Results of raw read preprocessing. (a) Mean quality scores per read. The x-axis represents the mean quality scores, and the y-axis depicts the read counts. (b) Mean quality scores per position. The x-axis represents the position, and the y-axis depicts the Phred score. (c) GC content of reads. The x-axis represents the GC content, and the y-axis depicts the ratio of reads. (d) Distribution of read length. The x-axis depicts the sequence length, and the y-axis represents the read counts.
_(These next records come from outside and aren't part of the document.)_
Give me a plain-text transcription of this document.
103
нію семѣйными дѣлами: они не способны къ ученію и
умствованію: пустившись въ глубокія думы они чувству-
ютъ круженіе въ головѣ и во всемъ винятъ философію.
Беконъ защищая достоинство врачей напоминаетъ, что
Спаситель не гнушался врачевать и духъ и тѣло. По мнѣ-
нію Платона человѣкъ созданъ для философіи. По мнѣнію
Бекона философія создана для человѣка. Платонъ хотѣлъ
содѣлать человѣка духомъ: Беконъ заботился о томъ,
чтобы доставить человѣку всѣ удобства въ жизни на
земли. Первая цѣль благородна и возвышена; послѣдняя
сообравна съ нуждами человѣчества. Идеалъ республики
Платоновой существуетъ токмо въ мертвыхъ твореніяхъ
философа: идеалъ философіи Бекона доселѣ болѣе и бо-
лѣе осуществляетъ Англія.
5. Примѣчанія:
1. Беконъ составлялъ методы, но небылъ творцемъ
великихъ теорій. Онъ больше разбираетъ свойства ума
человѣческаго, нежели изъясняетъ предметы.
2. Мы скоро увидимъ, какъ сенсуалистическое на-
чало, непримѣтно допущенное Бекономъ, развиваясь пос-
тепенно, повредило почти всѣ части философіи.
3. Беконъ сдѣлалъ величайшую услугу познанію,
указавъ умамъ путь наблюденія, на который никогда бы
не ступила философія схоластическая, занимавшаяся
Analysis of transcriptome data

To quantify global gene expression patterns for multiple abiotic stresses, the mapped reads were calculated into read counts for the individual pepper genes. The distributions of all samples for normalized read counts were compared and are shown as a boxplot in Fig. 3a. These distributions were similar between the samples. A PCA analysis revealed that the first two PCs explained most of the variance, and samples from each treatment belonged to the same cluster with similar patterns (Fig. 3b). We further investigated the global gene expression profiles by performing analyses of the DEGs related to each abiotic stress and compared the results to those of the mock control27 (See the file “DEG result for each stress.zip” at figshare). As shown in Fig. 3c, the y-axis depicts the fold change in the log2-transformed data, and the x-axis represents the log2-transformed average counts per million reads (CPM). Upregulated DEGs are highlighted in red, whereas downregulated DEGs are shown in blue, with an adjusted p-value < 0.05 and FC > |2|. The gene expression patterns for the 30 top-ranked DEGs are shown in a heatmap (Fig. 4a). We identified a total of 12,494 DEGs shared and unique between stress treatments (Fig. 4b). To validate plant responses to each abiotic stress, GO enrichments were analyzed27 (See the file “GO enrichment analysis result.zip” at figshare) and we represented stress-responsive GO enrichments showing conserved and unique GO terms by comparison of each treatment (Fig. 4c). The distinctive patterns of gene expression and GO enrichments suggest that these data would be useful for comparing changes in gene expression for other abiotic stresses.

Fig. 3
figure 3

Global assessments of transcriptome data. (a) Normalized raw reads. (b) Principal components analysis for each stress. (c) MD plot of DEGs for each stress. The numbers of up- and down- regulated genes are shown in red and blue in each plot, respectively. Man, mannitol.

Fig. 4
figure 4

Expression profiles in response to abiotic stresses. (a) Expression patterns of top 30 DEGs for each stress. The Z-score of each gene is presented using a color scale. The right side of each heatmap indicates gene ID with Arabidopsis gene symbol. (b) A Venn diagram of the number of shared DEGs between stresses. (c) Representative stress related GO terms in biological process. Bubble color indicates p-value (−log10 FDR); size indicates gene numbers of the DEGs in GO terms. Man, mannitol.